A review by gmvader
Spirit Gate by Kate Elliott

3.0

It is books like this one that make me question my desire to review every book I read. Some books I feel rather passionate about, whether that is in a negative or positive way is sort or arbitrary – though the negative reviews are the most fun to write. Some books at least get me thinking about a subject to the extent that I have something to say about it.

Kate Elliot wrote the absolutely brilliant Crown of Stars series which wove a fascinating tapestry of magic, history, politics, religion and characters in a story that encompassed nations and wars and cultures and felt so real that at times I forgot it was fantasy and not historical fiction.

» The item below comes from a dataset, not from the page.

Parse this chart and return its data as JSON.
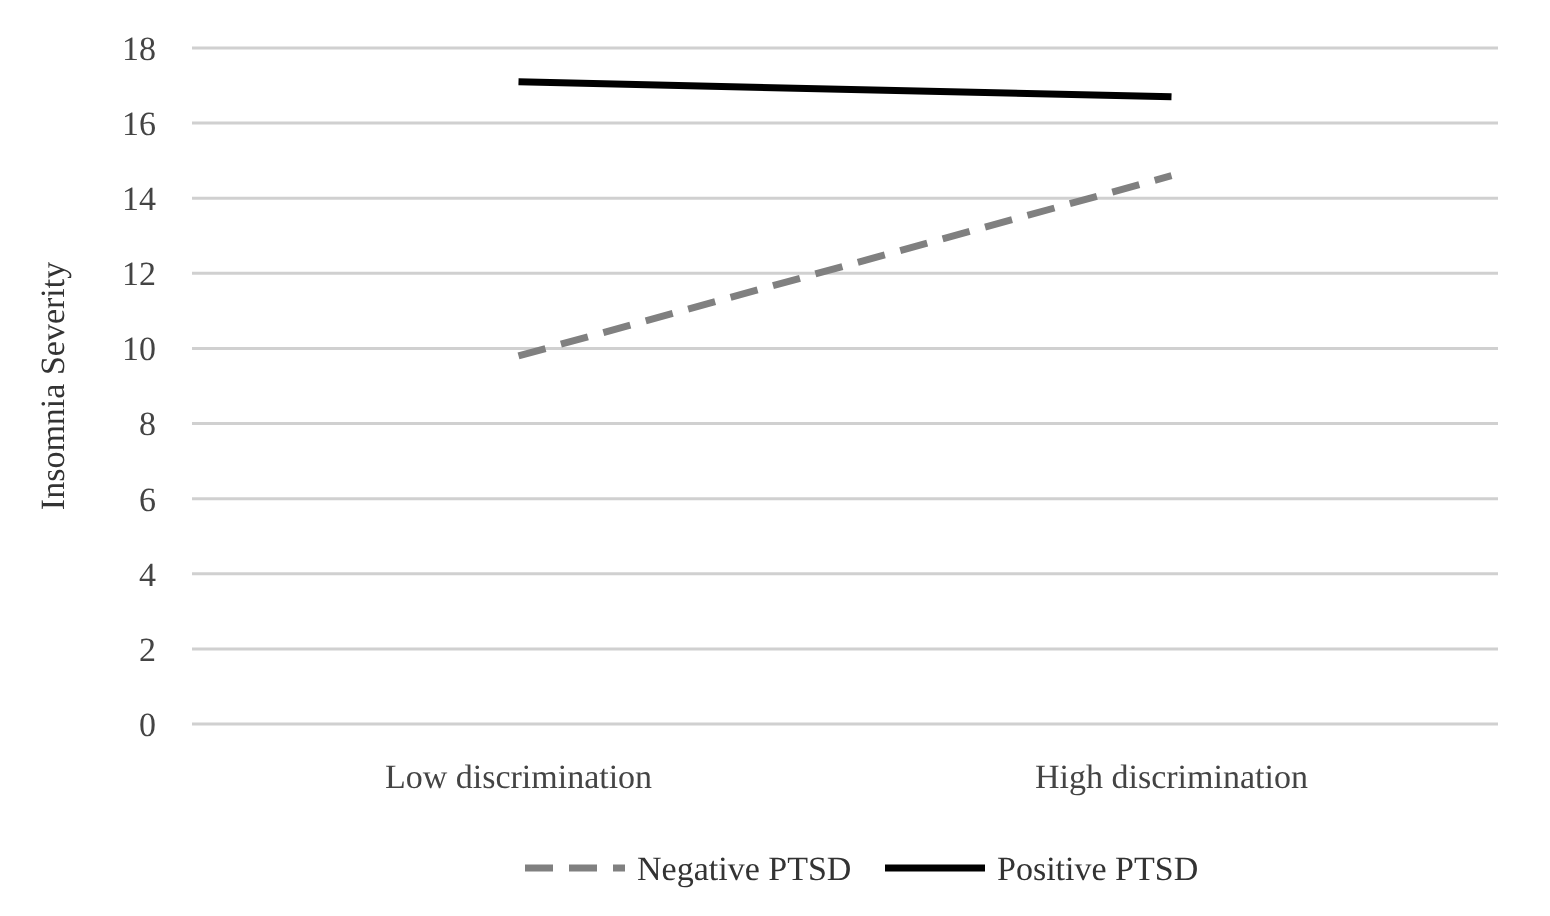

The characters felt alive and I traveled with them and followed their thoughts and discoveries and felt their pain.

I was sad to see it end.

All this, however, doesn’t touch upon Spirit Gate.

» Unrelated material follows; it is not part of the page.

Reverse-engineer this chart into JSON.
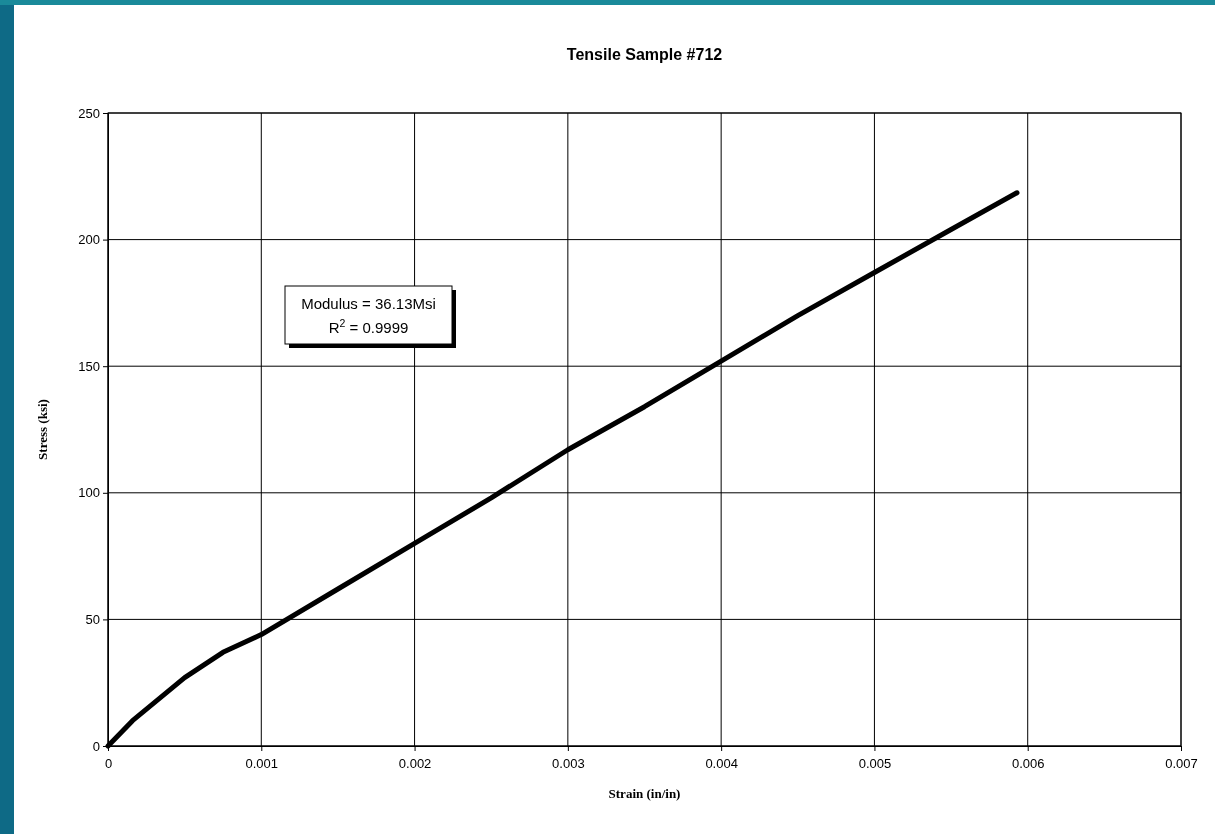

If the Crown of Stars series had a flaw it was that Kate Elliot loves to describe things – details, details, details. These all serve to make the setting feel more real but, as has been proven with Robert Jordan, once you’ve described the camp and the tent and the fire and the dog sitting next to it and the sounds of soldiers telling jokes outside you don’t need to do it again when you come back to the character in fifty pages. So when Kate Elliot mentioned in an interview that she recognized wordiness as a flaw in her books and that she would focus on making the next ones more streamlined I could not contain my joy. (For those of you who can’t see my face right now – i.e. everybody – I’m using my Ben Stein look, I can always contain my joy.)

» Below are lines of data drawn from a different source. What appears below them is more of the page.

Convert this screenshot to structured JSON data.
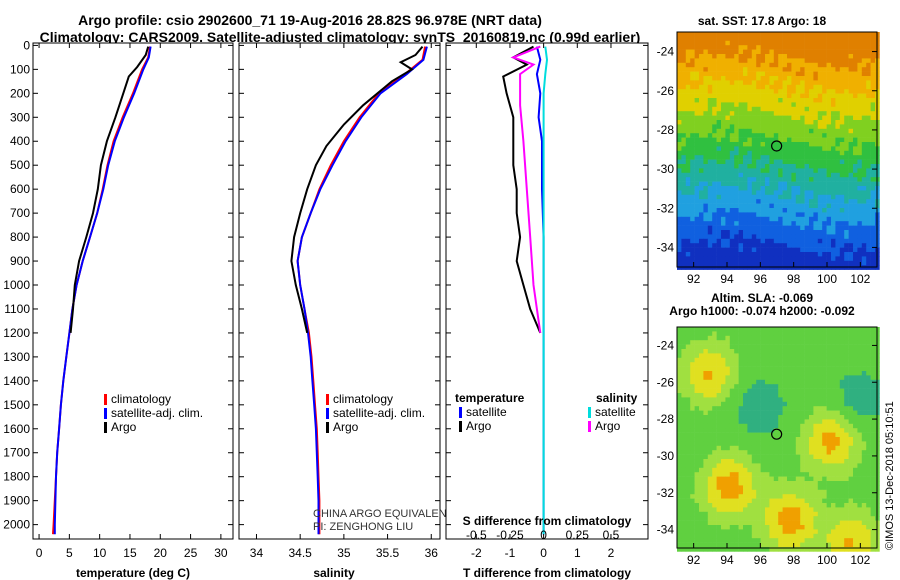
{
  "title_line1": "Argo profile: csio 2902600_71 19-Aug-2016 28.82S 96.978E (NRT data)",
  "title_line2": "Climatology: CARS2009. Satellite-adjusted climatology: synTS_20160819.nc (0.99d earlier)",
  "depth_ticks": [
    0,
    100,
    200,
    300,
    400,
    500,
    600,
    700,
    800,
    900,
    1000,
    1100,
    1200,
    1300,
    1400,
    1500,
    1600,
    1700,
    1800,
    1900,
    2000
  ],
  "colors": {
    "climatology": "#ff0000",
    "satellite": "#0000ff",
    "argo": "#000000",
    "sat_salinity": "#00dddd",
    "argo_salinity": "#ff00ff"
  },
  "temp_panel": {
    "xlabel": "temperature (deg C)",
    "xticks": [
      0,
      5,
      10,
      15,
      20,
      25,
      30
    ],
    "legend": [
      "climatology",
      "satellite-adj. clim.",
      "Argo"
    ],
    "chart_data": {
      "type": "line",
      "xlim": [
        -1,
        32
      ],
      "ylim": [
        2060,
        -10
      ],
      "series": [
        {
          "key": "climatology",
          "points": [
            [
              18.3,
              5
            ],
            [
              18.0,
              50
            ],
            [
              17.0,
              100
            ],
            [
              15.5,
              200
            ],
            [
              13.8,
              300
            ],
            [
              12.3,
              400
            ],
            [
              11.3,
              500
            ],
            [
              10.5,
              600
            ],
            [
              9.6,
              700
            ],
            [
              8.4,
              800
            ],
            [
              7.2,
              900
            ],
            [
              6.2,
              1000
            ],
            [
              5.5,
              1100
            ],
            [
              5.0,
              1200
            ],
            [
              4.5,
              1300
            ],
            [
              4.0,
              1400
            ],
            [
              3.6,
              1500
            ],
            [
              3.3,
              1600
            ],
            [
              3.0,
              1700
            ],
            [
              2.8,
              1800
            ],
            [
              2.6,
              1900
            ],
            [
              2.4,
              2000
            ],
            [
              2.3,
              2040
            ]
          ]
        },
        {
          "key": "satellite",
          "points": [
            [
              18.4,
              5
            ],
            [
              18.1,
              50
            ],
            [
              17.2,
              100
            ],
            [
              15.7,
              200
            ],
            [
              14.0,
              300
            ],
            [
              12.5,
              400
            ],
            [
              11.4,
              500
            ],
            [
              10.6,
              600
            ],
            [
              9.6,
              700
            ],
            [
              8.4,
              800
            ],
            [
              7.2,
              900
            ],
            [
              6.2,
              1000
            ],
            [
              5.5,
              1100
            ],
            [
              5.0,
              1200
            ],
            [
              4.5,
              1300
            ],
            [
              4.0,
              1400
            ],
            [
              3.6,
              1500
            ],
            [
              3.3,
              1600
            ],
            [
              3.0,
              1700
            ],
            [
              2.8,
              1800
            ],
            [
              2.7,
              1900
            ],
            [
              2.6,
              2000
            ],
            [
              2.6,
              2040
            ]
          ]
        },
        {
          "key": "argo",
          "points": [
            [
              18.0,
              5
            ],
            [
              17.6,
              40
            ],
            [
              16.2,
              90
            ],
            [
              14.8,
              130
            ],
            [
              13.9,
              200
            ],
            [
              12.6,
              300
            ],
            [
              11.2,
              400
            ],
            [
              10.2,
              500
            ],
            [
              9.7,
              600
            ],
            [
              8.9,
              700
            ],
            [
              7.8,
              800
            ],
            [
              6.6,
              900
            ],
            [
              5.9,
              1000
            ],
            [
              5.6,
              1100
            ],
            [
              5.2,
              1200
            ]
          ]
        }
      ]
    }
  },
  "sal_panel": {
    "xlabel": "salinity",
    "xticks": [
      34,
      34.5,
      35,
      35.5,
      36
    ],
    "legend": [
      "climatology",
      "satellite-adj. clim.",
      "Argo"
    ],
    "credit1": "CHINA ARGO EQUIVALENT",
    "credit2": "PI: ZENGHONG LIU",
    "chart_data": {
      "type": "line",
      "xlim": [
        33.8,
        36.1
      ],
      "ylim": [
        2060,
        -10
      ],
      "series": [
        {
          "key": "climatology",
          "points": [
            [
              35.93,
              5
            ],
            [
              35.9,
              60
            ],
            [
              35.7,
              120
            ],
            [
              35.4,
              200
            ],
            [
              35.18,
              300
            ],
            [
              35.0,
              400
            ],
            [
              34.85,
              500
            ],
            [
              34.72,
              600
            ],
            [
              34.62,
              700
            ],
            [
              34.52,
              800
            ],
            [
              34.47,
              900
            ],
            [
              34.5,
              1000
            ],
            [
              34.55,
              1100
            ],
            [
              34.6,
              1200
            ],
            [
              34.63,
              1300
            ],
            [
              34.65,
              1400
            ],
            [
              34.67,
              1500
            ],
            [
              34.69,
              1600
            ],
            [
              34.7,
              1700
            ],
            [
              34.71,
              1800
            ],
            [
              34.72,
              1900
            ],
            [
              34.72,
              2000
            ],
            [
              34.72,
              2040
            ]
          ]
        },
        {
          "key": "satellite",
          "points": [
            [
              35.95,
              5
            ],
            [
              35.91,
              60
            ],
            [
              35.72,
              120
            ],
            [
              35.42,
              200
            ],
            [
              35.2,
              300
            ],
            [
              35.02,
              400
            ],
            [
              34.87,
              500
            ],
            [
              34.73,
              600
            ],
            [
              34.62,
              700
            ],
            [
              34.52,
              800
            ],
            [
              34.47,
              900
            ],
            [
              34.5,
              1000
            ],
            [
              34.55,
              1100
            ],
            [
              34.59,
              1200
            ],
            [
              34.62,
              1300
            ],
            [
              34.64,
              1400
            ],
            [
              34.66,
              1500
            ],
            [
              34.68,
              1600
            ],
            [
              34.69,
              1700
            ],
            [
              34.7,
              1800
            ],
            [
              34.71,
              1900
            ],
            [
              34.71,
              2000
            ],
            [
              34.71,
              2040
            ]
          ]
        },
        {
          "key": "argo",
          "points": [
            [
              35.9,
              5
            ],
            [
              35.82,
              40
            ],
            [
              35.65,
              70
            ],
            [
              35.78,
              100
            ],
            [
              35.55,
              150
            ],
            [
              35.22,
              250
            ],
            [
              35.0,
              330
            ],
            [
              34.8,
              420
            ],
            [
              34.68,
              500
            ],
            [
              34.58,
              600
            ],
            [
              34.5,
              700
            ],
            [
              34.43,
              800
            ],
            [
              34.4,
              900
            ],
            [
              34.45,
              1000
            ],
            [
              34.52,
              1100
            ],
            [
              34.58,
              1200
            ]
          ]
        }
      ]
    }
  },
  "diff_panel": {
    "xlabel_bottom": "T difference from climatology",
    "xlabel_top": "S difference from climatology",
    "xticks_T": [
      -2,
      -1,
      0,
      1,
      2
    ],
    "xticks_S": [
      "-0.5",
      "-0.25",
      "0",
      "0.25",
      "0.5"
    ],
    "legend_temp_title": "temperature",
    "legend_sal_title": "salinity",
    "legend_left": [
      "satellite",
      "Argo"
    ],
    "legend_right": [
      "satellite",
      "Argo"
    ],
    "chart_data": {
      "type": "line",
      "xlim": [
        -2.9,
        3.1
      ],
      "ylim": [
        2060,
        -10
      ],
      "series": [
        {
          "key": "t_satellite",
          "points": [
            [
              -0.2,
              5
            ],
            [
              -0.1,
              60
            ],
            [
              -0.2,
              120
            ],
            [
              -0.1,
              200
            ],
            [
              -0.15,
              300
            ],
            [
              -0.05,
              400
            ],
            [
              -0.05,
              600
            ],
            [
              0.0,
              800
            ],
            [
              0.0,
              1000
            ],
            [
              0.0,
              1200
            ],
            [
              0.0,
              1500
            ],
            [
              0.0,
              2000
            ],
            [
              0.0,
              2040
            ]
          ]
        },
        {
          "key": "t_argo",
          "points": [
            [
              -0.3,
              5
            ],
            [
              -0.9,
              50
            ],
            [
              -0.5,
              80
            ],
            [
              -1.2,
              130
            ],
            [
              -1.1,
              200
            ],
            [
              -0.9,
              300
            ],
            [
              -0.9,
              400
            ],
            [
              -0.9,
              500
            ],
            [
              -0.8,
              600
            ],
            [
              -0.8,
              700
            ],
            [
              -0.7,
              800
            ],
            [
              -0.8,
              900
            ],
            [
              -0.6,
              1000
            ],
            [
              -0.4,
              1100
            ],
            [
              -0.1,
              1200
            ]
          ]
        },
        {
          "key": "s_satellite",
          "points": [
            [
              0.05,
              5
            ],
            [
              0.1,
              60
            ],
            [
              0.05,
              120
            ],
            [
              0.0,
              200
            ],
            [
              0.0,
              400
            ],
            [
              0.0,
              800
            ],
            [
              0.0,
              1200
            ],
            [
              0.0,
              1600
            ],
            [
              0.0,
              2000
            ],
            [
              0.0,
              2040
            ]
          ]
        },
        {
          "key": "s_argo",
          "points": [
            [
              -0.1,
              5
            ],
            [
              -0.9,
              50
            ],
            [
              -0.3,
              80
            ],
            [
              -0.7,
              120
            ],
            [
              -0.7,
              250
            ],
            [
              -0.6,
              400
            ],
            [
              -0.5,
              600
            ],
            [
              -0.4,
              800
            ],
            [
              -0.3,
              1000
            ],
            [
              -0.2,
              1100
            ],
            [
              -0.1,
              1200
            ]
          ]
        }
      ]
    }
  },
  "map_top": {
    "title": "sat. SST: 17.8 Argo: 18",
    "lon_ticks": [
      92,
      94,
      96,
      98,
      100,
      102
    ],
    "lat_ticks": [
      -24,
      -26,
      -28,
      -30,
      -32,
      -34
    ],
    "lon_range": [
      91,
      103
    ],
    "lat_range": [
      -35,
      -23
    ]
  },
  "map_bottom": {
    "title1": "Altim. SLA: -0.069",
    "title2": "Argo h1000: -0.074 h2000: -0.092",
    "lon_ticks": [
      92,
      94,
      96,
      98,
      100,
      102
    ],
    "lat_ticks": [
      -24,
      -26,
      -28,
      -30,
      -32,
      -34
    ],
    "lon_range": [
      91,
      103
    ],
    "lat_range": [
      -35,
      -23
    ]
  },
  "argo_position": {
    "lon": 96.978,
    "lat": -28.82
  },
  "watermark": "©IMOS 13-Dec-2018 05:10:51"
}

Anyway. Spirit Gate both lives up to its potential and falls short at the same time. It is definitely shorter than any of the Crown of Stars books by a significant amount – though it is still nearly five hundred pages. The problem is that the writing actually suffers from the slimming down. This is not usually the case. Most often if you can say it in five words instead of twenty then five is better. It appears that Kate Elliot trimmed in the wrong places. The descriptions are all still there in their finite and photographic detail. I have no doubt that I would recognize every building and city if I saw it in real life. The characters and dialogue, however, become spotty and sometimes silly. The beginning of the story jumps around at first and feels really confusing. Most of it is setup for later books, I think. Once it settles down and the characters actually meet each other – about two thirds of the way through the book – things start to make more sense.

I think my biggest complaint, though is in the form of the characters themselves. It feels like the author is trying too hard to make characters that are not black and white but perhaps are more gray scale. It kind of makes it so that very few of the main characters are likable at all. Most of them are whiny or cowards or woman chasers – almost all of them own slaves and do not question the morality of it – and it makes the book feel like it’s filled with nothing but depravity even though there is little of it there.

In the end I neither liked nor hated this book. I read it. Now I’m done.